Last Monday a very tattered and incomplete New Testament surfaced from the back pocket of a pair of pants going into the laundry at Manna House. On Tuesday, when I was asked for the Word of the Day, I happened to open this worn New Testament (King James Version) to Philippians 2:1-3, 5.
“If there be therefore any consolation in Christ, if any comfort of love, if any fellowship of the Spirit, if any bowels and mercies, fulfil ye my joy, that ye be likeminded, having the same love, being of one accord, of one mind. Let nothing be done through strife or vainglory; but in lowliness of mind let each esteem others better than themselves. … Let this mind be in you, which was also in Christ Jesus.”
The question came quickly from a guest.
“What does ‘bowels and mercies’ mean? What do bowels have to do with mercy?”
“Maybe we need to look at another translation,” another guest suggested.
Google quickly gave some other translation options, “tenderness and compassion,” “kindness and compassion,” “affection and sympathy.”
But still we were mystified by “bowels.”
“Maybe it means being moved deep within to be merciful” a guest offered, “Like feeling something in your gut.”
“That makes sense,” I said, and I promised that I would ask our New Testament professor at Memphis Theological Seminary for help with finding the original Greek word translated “bowels.”
Dr. Mitzi Minor responded to my inquiry.
She told me “the Greek word translated as compassion/affection/kindness is quite literally the word for ‘bowels’ in Greek. So, the KJV is literally correct. But it’s a poor translation for us because we don’t usually know that for ancient Greeks the bowels were considered the ‘seat’ of compassion in the body. Sort of like a ‘feeling in my gut.’ And a lot like we use ‘heart’ to indicate ‘love. Imagine 1000 years from now when ‘heart’ is no longer used that way, and someone then trying to make sense of someone now writing ‘I love you from the bottom of my heart.’ They’d think, ‘What does the bottom of the heart muscle have to do with love?’ and likely end up translating the line I love you deeply.’ That’s what’s going on in Phil 2:1. I’d prefer to translate that phrase, ‘If there is any compassion and mercy’ (though I’m also not sure that people really understand ‘mercy’ well either, but I really don’t like sympathy for that word).”
I asked her if this the same Greek word or related to “splagchnizomai” because I had once heard a similar explanation for a description of Jesus’ being moved to compassion in Matthew 20:34,
Yes, she added, that’s the verb form of the noun that is the word in Philippians 2:1.

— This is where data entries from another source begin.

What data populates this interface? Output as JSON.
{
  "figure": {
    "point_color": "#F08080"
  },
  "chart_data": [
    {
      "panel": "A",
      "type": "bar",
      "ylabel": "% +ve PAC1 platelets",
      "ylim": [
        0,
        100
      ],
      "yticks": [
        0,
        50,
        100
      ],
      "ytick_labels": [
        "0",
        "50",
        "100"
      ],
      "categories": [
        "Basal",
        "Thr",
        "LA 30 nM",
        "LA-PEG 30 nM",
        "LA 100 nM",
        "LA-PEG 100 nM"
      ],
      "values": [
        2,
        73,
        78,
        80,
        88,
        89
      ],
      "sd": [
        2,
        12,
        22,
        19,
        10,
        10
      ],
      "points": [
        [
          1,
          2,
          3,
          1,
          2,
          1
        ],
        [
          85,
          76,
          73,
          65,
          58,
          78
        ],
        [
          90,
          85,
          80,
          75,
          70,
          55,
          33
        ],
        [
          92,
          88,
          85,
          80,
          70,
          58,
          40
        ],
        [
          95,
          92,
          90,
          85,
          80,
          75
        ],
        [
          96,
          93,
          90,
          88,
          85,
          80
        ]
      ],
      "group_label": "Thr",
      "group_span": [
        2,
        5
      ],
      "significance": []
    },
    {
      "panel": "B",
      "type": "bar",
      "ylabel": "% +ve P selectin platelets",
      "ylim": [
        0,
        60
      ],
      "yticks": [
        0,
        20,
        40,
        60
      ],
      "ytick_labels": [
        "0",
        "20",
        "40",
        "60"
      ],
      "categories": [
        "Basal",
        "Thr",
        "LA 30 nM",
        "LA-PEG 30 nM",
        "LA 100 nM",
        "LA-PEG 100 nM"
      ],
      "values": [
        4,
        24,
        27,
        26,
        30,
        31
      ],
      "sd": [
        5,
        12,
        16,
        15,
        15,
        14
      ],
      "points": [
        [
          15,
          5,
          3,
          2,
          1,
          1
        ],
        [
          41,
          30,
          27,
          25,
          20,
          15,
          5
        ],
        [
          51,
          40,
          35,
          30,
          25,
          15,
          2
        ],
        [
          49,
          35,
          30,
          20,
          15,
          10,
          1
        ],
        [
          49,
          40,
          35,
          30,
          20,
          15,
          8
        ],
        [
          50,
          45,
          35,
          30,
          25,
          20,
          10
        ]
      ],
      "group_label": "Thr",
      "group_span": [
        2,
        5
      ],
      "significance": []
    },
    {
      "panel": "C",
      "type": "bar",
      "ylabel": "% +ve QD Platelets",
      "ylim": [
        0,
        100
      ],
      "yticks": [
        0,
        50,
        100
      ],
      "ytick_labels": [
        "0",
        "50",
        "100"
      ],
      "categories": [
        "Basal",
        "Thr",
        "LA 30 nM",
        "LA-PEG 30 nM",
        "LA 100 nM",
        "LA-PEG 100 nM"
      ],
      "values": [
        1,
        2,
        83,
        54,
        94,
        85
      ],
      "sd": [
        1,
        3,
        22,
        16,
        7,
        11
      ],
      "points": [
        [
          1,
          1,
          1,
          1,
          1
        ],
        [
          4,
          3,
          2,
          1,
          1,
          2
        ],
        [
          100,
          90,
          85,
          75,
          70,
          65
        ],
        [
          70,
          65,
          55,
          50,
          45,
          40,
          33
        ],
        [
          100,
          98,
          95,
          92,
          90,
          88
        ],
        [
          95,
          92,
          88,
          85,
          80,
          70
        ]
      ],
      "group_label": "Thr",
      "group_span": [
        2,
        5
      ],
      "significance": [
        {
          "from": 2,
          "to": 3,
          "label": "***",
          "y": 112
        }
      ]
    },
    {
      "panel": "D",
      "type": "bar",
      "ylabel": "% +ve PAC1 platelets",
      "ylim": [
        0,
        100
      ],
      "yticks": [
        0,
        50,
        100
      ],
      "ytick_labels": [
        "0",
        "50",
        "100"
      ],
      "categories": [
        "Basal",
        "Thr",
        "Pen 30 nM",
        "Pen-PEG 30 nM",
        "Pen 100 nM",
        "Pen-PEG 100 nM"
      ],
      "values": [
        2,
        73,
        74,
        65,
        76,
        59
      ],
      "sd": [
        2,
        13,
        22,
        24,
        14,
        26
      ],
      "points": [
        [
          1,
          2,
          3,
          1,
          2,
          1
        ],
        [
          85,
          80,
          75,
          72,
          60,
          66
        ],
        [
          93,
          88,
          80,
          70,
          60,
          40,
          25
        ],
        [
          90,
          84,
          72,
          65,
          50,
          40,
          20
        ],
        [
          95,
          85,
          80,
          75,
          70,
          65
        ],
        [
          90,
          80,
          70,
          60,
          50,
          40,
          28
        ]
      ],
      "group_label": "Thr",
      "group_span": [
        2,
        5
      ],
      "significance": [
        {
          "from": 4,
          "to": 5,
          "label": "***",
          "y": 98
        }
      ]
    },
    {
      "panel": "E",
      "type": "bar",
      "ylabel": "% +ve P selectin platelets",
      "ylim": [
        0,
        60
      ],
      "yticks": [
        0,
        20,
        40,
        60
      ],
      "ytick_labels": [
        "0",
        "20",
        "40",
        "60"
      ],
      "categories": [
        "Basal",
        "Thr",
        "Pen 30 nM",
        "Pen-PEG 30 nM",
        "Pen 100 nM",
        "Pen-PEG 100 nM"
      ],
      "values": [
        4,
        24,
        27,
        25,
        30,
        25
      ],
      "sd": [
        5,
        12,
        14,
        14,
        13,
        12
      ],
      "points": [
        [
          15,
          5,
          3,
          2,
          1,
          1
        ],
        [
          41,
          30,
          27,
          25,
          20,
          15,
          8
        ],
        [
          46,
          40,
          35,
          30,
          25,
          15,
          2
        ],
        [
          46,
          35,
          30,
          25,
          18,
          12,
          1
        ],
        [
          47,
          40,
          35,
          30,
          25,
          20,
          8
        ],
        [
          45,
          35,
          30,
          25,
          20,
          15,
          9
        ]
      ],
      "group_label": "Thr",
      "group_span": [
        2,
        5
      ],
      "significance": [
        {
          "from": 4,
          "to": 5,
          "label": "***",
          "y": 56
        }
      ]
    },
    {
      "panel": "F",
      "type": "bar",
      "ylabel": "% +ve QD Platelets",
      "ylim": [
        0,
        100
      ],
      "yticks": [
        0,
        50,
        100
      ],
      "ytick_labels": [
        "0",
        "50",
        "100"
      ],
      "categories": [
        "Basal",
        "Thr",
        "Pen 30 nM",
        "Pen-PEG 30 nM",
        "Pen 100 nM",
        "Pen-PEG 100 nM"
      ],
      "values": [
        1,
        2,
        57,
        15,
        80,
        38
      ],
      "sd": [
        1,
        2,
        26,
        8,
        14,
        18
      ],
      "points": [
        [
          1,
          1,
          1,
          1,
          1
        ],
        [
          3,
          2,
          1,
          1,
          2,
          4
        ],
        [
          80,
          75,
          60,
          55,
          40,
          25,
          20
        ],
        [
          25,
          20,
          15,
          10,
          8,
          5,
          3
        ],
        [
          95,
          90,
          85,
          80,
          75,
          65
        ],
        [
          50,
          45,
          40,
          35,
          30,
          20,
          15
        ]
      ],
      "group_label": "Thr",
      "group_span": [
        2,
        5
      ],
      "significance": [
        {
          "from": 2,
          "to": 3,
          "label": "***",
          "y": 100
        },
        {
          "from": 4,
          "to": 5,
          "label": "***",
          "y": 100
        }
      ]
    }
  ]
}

Given this explanation for “bowels and mercies,” I thought about how the passage on bowels had come from a New Testament in the back pocket of pants worn by someone who would often be denied access to a restroom. Business owners have to be moved in their bowels to open bathrooms to others whose bowels are moving instead of restricting bathrooms to “customers only.”
And I also thought about how this passage is connected with Jesus being a model for compassion. I am encouraged to be moved like Jesus was moved, “Let this mind be in you, which was also in Christ Jesus.”
If only I could feel deeply moved by the love of God known in Jesus’ life and teaching, then maybe my bowels of compassion would move too.
I look around and see the results of a severe case of compassion constipation. Fears of “difference,” of “not enough,” of “foreigners,” drive a restrictive politics and economics, bound up by trying to control and dominate “the other.”
This old New Testament text, in its strange translation, points to another way. A way in which somewhere deep within, perhaps where God resides in each of us, a compassion movement can begin. It urges a different way, where we graciously loosen up and take on the compassion of Christ. Moved by Christ’s love we can see each other as sisters and brothers, as sharing in the same humanity. Love can move us, deeply in our guts, to have mercy.